Craig: This week, I’d like to talk about obsolete lease business models. What I mean by that is in the old days businesses moved a little slower. They knew more what their needs were and they could do longer-term leases in a more predictable fashion.
Today, with the speed of technology and change and everything that’s going on, I’m not sure that long term leasing, a fixed number of years with no flexibility, I’m not sure that works. In fact, I don’t think it does work. Even more so, I personally can’t think of a single industry that is not prime for major disruption. So I think all leases should have flexibility built into them to take care of that.
Now, obviously landlords, rightfully so, want the longest lease they can get and the best terms. They own the building/ you just pay the rent and that’s a good thing and that’s the way it used to be. I’m all for that, but it may not be practical these days.
What I would suggest is we try to find space where the landlord doesn’t have to sink a lot of money into your build out so that they can afford to give you some flexibility. There are a few ways to do this.
One way would be to have shorter term leases with options to renew. That would be the easiest thing. Or if the landlord really needs a longer term lease and that also what works for you, we can do a longer term lease but include what we would call Lease Termination or Kick Out Clause where after certain time frame, given a certain notice and certain penalties, we can get out of the lease. That can be important because of unexpected growth or the lack thereof. It could be that someone needs to buy your company or you want to buy someone else’s company. Things are changing rapidly one way or the other and you can’t stay in the space.
A Kick Out Clause can be a very good thing. We’ve put them into leases before not expecting we’d need them. And a few years later we were very glad they were in there. No one had any idea that a few years down the road this thing would have happened and now we need to kick out of that lease. By the way, landlords and their lenders get involved in this. The lenders are pretty concerned about the status of the tenants in the building and refinancing. It is somewhat of a hoop to jump through but it’s very doable.
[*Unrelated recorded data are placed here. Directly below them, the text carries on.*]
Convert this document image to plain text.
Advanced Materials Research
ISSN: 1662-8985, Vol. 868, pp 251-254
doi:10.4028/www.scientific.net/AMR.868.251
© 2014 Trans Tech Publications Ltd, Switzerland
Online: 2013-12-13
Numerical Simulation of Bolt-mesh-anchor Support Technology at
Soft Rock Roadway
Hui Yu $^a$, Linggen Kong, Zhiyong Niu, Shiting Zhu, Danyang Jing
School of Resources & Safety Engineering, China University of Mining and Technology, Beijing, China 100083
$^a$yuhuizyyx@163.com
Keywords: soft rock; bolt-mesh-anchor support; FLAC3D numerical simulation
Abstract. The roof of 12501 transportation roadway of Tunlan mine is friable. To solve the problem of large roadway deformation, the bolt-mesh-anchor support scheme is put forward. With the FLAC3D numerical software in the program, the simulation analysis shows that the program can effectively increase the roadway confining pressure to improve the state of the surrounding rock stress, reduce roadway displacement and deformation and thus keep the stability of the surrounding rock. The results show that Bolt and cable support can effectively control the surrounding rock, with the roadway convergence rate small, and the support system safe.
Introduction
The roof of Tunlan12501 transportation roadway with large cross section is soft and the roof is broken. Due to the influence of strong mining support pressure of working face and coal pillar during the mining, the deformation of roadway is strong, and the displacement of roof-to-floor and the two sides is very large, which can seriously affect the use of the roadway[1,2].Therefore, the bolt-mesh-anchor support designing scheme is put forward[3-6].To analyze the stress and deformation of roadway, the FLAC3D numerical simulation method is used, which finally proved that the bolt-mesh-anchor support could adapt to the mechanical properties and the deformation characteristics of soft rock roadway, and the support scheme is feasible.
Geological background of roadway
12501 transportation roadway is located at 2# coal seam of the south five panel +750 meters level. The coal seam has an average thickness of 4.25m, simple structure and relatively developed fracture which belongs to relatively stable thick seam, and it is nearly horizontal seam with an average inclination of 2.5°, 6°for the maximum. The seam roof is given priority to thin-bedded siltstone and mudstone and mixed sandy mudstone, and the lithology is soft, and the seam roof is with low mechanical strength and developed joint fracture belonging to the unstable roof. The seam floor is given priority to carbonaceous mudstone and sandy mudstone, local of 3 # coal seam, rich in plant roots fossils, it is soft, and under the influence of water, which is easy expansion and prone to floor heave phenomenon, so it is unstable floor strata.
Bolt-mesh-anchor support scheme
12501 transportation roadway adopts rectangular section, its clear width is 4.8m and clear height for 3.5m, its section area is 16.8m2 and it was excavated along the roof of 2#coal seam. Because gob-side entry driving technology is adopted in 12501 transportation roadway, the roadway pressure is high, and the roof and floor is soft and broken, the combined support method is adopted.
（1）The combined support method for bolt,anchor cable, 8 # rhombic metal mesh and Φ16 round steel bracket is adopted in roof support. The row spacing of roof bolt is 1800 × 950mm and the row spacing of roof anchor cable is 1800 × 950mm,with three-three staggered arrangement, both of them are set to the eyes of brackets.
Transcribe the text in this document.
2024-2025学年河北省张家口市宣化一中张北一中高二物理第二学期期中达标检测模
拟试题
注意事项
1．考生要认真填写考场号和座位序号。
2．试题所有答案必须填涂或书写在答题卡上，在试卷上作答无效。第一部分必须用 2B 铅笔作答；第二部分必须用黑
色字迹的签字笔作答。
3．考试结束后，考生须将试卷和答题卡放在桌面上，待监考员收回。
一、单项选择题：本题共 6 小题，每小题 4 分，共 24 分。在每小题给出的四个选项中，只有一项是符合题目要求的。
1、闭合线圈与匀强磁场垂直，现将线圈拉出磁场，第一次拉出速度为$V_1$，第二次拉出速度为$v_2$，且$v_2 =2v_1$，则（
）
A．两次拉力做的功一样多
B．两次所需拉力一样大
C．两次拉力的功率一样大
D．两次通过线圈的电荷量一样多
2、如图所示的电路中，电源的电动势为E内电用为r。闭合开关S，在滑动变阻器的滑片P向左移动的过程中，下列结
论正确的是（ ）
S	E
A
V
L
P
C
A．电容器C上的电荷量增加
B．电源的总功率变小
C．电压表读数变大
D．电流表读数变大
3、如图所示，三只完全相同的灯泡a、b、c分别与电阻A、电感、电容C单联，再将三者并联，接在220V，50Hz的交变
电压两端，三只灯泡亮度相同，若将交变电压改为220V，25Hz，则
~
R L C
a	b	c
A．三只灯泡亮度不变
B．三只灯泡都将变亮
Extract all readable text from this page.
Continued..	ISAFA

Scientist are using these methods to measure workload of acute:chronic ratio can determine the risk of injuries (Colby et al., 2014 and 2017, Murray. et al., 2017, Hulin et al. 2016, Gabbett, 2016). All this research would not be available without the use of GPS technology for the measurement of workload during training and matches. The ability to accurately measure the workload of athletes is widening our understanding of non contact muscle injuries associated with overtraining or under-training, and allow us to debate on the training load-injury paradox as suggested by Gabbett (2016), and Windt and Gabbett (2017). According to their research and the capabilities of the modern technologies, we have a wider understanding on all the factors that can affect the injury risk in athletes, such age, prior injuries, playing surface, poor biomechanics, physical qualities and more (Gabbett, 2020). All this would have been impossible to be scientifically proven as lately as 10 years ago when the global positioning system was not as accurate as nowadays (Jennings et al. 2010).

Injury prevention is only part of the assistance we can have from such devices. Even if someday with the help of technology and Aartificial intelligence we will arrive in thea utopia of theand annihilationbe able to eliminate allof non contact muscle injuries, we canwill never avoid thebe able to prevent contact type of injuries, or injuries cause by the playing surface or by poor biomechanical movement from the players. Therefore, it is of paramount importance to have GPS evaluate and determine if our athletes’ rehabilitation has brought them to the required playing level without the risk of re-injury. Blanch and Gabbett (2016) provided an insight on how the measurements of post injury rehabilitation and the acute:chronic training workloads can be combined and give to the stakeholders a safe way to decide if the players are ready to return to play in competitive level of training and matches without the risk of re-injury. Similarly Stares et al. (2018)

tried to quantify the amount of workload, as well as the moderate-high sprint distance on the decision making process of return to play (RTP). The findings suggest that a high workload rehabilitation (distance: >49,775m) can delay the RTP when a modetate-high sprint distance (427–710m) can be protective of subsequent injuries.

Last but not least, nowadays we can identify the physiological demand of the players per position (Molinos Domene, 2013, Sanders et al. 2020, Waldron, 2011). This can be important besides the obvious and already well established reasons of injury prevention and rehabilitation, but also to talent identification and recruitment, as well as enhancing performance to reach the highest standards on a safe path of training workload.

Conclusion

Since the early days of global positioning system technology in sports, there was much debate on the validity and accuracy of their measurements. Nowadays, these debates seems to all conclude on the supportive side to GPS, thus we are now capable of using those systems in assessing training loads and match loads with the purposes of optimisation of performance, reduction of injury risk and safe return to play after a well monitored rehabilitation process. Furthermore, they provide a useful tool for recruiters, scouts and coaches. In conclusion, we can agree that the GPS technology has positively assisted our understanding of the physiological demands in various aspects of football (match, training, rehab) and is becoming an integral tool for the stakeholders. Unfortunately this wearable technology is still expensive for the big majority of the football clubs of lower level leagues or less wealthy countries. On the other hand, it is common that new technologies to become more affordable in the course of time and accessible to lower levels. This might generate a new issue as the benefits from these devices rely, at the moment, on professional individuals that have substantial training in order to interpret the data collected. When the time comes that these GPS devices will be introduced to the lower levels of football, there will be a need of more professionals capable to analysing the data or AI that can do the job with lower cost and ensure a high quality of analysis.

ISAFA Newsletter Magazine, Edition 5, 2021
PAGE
If the Kick Out Clause doesn’t work, or to be used in addition to a Kick Out Clause may be an Expansion Clause. It would say, “We rented 10,000 square feet but if it turns out we need 15,000 or 20,000, then the landlord agrees to allow us to expand inside his building. If this is a big high rise with a bunch of spaces and you give the landlord enough notice, this is fairly doable. The landlord shouldn’t mind because you will move into a bigger space under an extended lease term so this is a good thing. Sometimes I’ve seen it where the probability is pretty high that we need more space so we might rent 10,000 square feet but we also might have the adjacent 5,000 square feet kept available for us. The landlord agrees that they will lease that to another tenant no longer than the date that we might need it so that we can have it if we want it. That would be another example of an Expansion Clause.
Then if the landlord cannot give us the space that we need in his building he allows us to terminate that lease and we go elsewhere because we have a business to run. Now, why would the landlord do this? It depends on the state of the landlord at the time. If the landlord has a big building with a lot of vacant space and you’re going to absorb a lot of it, in this case we were taking nearly a full floor, then they’ll bend over backwards to accommodate you. The landlord might be thinking that the chances that you’re really going to trigger this Expansion Clause are small.
Again, it depends on who put how much money into the space and is that space fairly functional for future tenants or not. So that would be another clause that would give you flexibility. There are a few other clauses but these would be the main options. The main point of the story is a modern lease, especially with fast-growing and high-tech companies, should have some flexibility built in. Even older companies, your industry maybe ripe for disruption, you might be pretty surprised here in a few years of something that comes along. I’m sure the taxi drivers were caught by surprise by Uber, etc. You know with artificial intelligence, virtual reality and robots, I personally cannot think of a single industry that is not ripe for some major disruption, so I’d start building flexibility into my leases.